149. Il résulte de ce qui précède que le groupe CDC ne renverse pas la présomption selon laquelle il exerce une influence déterminante sur sa filiale SCET. Par suite, les pratiques en cause doivent être imputées à la SCET, en tant qu'auteur des pratiques et au Groupe CDC, en tant que société mère.
IV. Sur la sanction
150. Le troisième alinéa du I de l'article L. 464-2 du Code du commerce prévoit que " les sanctions pécuniaires sont proportionnées à la gravité des faits reprochés, à l'importance du dommage causé à l'économie, à la situation individuelle de l'organisme ou de l'entreprise sanctionné ou du groupe auquel l'entreprise appartient et à l'éventuelle réitération de pratiques prohibées.
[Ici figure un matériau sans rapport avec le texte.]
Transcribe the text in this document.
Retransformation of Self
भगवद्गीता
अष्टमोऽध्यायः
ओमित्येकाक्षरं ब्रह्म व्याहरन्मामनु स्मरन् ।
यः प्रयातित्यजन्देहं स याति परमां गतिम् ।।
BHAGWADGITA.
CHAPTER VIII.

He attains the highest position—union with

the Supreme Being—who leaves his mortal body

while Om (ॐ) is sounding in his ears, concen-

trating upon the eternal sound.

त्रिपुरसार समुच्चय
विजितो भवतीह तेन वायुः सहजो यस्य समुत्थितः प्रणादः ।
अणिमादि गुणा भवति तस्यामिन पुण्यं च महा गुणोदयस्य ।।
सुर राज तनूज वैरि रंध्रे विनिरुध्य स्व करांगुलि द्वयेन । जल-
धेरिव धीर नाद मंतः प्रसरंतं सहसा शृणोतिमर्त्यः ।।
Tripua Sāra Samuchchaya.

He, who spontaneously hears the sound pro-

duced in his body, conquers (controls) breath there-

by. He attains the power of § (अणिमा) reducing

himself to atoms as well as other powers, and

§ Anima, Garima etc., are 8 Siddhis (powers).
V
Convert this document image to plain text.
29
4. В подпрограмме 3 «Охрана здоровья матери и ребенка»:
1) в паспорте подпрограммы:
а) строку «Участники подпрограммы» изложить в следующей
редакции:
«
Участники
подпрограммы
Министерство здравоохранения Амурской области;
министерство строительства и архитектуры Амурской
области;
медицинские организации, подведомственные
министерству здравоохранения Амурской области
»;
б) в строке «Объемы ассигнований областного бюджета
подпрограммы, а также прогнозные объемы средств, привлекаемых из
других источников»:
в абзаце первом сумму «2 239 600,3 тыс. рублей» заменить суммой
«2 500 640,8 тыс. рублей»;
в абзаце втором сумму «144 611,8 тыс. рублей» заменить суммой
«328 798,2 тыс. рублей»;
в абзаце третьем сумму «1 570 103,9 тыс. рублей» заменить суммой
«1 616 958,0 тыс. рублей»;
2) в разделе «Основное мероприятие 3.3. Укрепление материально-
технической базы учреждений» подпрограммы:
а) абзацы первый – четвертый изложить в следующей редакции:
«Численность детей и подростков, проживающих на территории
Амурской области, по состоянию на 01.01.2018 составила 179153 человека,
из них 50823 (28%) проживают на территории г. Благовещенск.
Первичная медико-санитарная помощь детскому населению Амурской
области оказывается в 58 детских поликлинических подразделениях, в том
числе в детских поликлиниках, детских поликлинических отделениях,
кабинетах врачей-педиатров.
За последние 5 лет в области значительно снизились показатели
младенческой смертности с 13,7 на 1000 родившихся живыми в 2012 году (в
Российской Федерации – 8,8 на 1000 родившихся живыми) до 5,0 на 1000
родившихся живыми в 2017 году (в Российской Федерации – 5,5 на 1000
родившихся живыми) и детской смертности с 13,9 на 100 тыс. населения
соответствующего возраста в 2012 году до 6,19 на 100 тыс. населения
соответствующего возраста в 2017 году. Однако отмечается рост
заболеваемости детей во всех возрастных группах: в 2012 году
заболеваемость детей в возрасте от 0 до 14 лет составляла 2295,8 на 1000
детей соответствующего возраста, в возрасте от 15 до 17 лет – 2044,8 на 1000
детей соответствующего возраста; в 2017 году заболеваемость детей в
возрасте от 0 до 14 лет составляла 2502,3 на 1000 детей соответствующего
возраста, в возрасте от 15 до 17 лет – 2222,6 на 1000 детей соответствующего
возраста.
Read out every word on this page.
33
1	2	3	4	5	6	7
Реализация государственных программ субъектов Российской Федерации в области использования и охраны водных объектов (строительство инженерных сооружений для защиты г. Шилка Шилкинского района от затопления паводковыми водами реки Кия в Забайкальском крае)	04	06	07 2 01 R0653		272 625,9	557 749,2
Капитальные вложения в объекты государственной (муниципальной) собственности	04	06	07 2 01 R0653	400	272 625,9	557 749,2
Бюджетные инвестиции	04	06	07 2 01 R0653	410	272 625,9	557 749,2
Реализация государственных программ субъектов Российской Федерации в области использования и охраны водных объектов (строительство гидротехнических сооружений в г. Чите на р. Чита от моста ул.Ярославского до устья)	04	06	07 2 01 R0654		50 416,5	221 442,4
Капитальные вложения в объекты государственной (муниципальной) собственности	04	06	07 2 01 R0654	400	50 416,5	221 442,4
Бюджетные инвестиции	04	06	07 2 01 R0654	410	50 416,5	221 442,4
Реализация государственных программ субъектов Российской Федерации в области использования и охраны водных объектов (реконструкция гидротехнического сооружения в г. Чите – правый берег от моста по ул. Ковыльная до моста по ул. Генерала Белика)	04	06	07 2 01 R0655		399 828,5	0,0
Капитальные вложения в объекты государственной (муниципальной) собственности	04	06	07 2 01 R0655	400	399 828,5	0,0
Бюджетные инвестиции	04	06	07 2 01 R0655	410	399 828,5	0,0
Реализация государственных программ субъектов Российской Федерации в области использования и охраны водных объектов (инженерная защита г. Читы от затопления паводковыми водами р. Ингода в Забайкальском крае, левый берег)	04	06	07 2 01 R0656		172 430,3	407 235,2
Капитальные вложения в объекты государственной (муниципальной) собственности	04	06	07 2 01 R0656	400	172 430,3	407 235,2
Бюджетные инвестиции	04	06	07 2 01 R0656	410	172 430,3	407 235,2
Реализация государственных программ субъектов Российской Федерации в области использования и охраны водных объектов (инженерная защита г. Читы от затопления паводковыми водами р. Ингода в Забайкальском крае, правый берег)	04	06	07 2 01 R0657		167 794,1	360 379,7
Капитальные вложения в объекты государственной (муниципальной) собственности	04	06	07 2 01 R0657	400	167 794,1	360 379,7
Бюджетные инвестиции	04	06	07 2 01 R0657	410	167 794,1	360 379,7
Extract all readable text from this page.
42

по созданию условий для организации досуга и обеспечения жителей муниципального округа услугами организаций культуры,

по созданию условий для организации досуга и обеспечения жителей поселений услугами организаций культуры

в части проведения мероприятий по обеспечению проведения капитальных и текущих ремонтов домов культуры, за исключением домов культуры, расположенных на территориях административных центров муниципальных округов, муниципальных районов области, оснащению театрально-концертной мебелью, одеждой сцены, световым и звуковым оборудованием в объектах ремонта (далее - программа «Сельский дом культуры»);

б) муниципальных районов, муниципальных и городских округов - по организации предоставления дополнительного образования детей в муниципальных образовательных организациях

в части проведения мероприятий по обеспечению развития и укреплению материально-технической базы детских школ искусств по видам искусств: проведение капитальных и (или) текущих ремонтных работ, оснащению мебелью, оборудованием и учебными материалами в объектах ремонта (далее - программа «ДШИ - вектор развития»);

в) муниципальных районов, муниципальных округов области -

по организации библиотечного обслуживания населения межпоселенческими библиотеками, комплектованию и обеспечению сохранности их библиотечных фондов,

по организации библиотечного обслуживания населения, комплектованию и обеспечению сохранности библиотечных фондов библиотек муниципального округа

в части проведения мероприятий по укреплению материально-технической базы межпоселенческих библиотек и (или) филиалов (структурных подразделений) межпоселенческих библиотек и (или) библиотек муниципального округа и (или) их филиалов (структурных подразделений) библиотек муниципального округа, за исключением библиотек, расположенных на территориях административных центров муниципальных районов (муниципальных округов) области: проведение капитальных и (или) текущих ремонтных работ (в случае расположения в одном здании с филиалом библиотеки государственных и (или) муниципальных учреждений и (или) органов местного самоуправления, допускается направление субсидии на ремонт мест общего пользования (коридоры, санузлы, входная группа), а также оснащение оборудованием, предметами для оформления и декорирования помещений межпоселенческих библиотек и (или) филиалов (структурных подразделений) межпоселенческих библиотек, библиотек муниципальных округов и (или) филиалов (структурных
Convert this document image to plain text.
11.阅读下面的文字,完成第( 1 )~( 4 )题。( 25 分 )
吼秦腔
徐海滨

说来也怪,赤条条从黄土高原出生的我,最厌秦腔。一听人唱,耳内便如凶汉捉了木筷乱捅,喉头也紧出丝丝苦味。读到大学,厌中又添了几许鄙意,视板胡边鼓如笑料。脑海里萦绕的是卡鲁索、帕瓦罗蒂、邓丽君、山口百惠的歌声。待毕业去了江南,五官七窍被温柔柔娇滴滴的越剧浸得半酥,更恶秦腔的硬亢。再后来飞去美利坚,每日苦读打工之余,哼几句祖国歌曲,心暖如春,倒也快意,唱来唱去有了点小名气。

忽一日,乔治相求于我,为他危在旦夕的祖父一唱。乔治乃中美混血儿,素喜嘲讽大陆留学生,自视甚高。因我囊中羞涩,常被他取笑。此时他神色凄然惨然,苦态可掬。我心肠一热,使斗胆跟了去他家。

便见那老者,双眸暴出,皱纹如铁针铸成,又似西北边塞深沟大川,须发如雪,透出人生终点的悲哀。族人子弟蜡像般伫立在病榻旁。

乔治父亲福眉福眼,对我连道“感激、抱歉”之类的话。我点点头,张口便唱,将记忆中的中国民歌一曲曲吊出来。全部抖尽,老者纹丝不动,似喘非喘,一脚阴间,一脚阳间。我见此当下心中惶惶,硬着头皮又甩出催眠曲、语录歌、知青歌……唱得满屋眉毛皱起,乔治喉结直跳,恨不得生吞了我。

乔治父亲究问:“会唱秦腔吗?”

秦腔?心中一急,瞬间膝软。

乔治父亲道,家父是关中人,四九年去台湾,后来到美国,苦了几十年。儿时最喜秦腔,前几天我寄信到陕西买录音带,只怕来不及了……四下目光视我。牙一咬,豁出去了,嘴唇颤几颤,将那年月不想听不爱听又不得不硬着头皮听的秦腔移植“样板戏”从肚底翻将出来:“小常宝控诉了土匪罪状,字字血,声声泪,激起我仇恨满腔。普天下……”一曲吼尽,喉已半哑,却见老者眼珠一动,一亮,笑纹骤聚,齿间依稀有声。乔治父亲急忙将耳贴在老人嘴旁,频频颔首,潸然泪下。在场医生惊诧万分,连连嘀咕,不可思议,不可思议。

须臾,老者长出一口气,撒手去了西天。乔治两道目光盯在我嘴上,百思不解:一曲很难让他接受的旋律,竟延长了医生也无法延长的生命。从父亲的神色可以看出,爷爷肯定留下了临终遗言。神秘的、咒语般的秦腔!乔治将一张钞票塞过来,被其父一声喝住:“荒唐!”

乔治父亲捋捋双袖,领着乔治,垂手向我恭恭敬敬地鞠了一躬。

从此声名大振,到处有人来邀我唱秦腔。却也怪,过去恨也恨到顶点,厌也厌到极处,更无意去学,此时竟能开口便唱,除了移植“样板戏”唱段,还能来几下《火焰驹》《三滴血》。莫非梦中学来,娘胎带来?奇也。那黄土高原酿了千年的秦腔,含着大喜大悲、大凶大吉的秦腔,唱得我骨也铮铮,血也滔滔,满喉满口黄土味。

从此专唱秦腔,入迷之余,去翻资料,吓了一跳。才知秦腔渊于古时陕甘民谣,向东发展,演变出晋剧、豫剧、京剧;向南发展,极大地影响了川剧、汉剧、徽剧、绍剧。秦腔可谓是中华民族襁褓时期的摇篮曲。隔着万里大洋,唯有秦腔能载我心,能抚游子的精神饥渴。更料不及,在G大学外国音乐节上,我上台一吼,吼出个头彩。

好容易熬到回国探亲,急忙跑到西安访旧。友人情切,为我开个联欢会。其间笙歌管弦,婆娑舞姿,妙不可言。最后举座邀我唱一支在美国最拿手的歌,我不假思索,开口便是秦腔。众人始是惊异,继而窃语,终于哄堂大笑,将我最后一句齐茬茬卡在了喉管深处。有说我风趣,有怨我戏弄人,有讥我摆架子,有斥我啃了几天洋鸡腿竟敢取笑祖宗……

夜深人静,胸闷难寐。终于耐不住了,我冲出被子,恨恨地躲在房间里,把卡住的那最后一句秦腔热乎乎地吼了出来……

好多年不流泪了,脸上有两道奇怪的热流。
Elles sont déterminées individuellement pour chaque entreprise ou organisme sanctionné et de façon motivée pour chaque sanction ". Il y a lieu d'apprécier ces critères légaux selon les modalités pratiques décrites dans le communiqué du 16 mai 2011 relatif à la méthode de détermination des sanctions pécuniaires (ci-après, " le communiqué sanctions ").
151. L'article L. 464-5 du Code du commerce dispose que l'Autorité peut, lorsqu'elle met en œuvre la procédure simplifiée prévue à l'article L. 463-3 du Code du commerce, prononcer les sanctions prévues au I de l'article L. 464-2 de ce code. Toutefois, la sanction ne peut excéder 750 000 euros pour l'entreprise mise en cause.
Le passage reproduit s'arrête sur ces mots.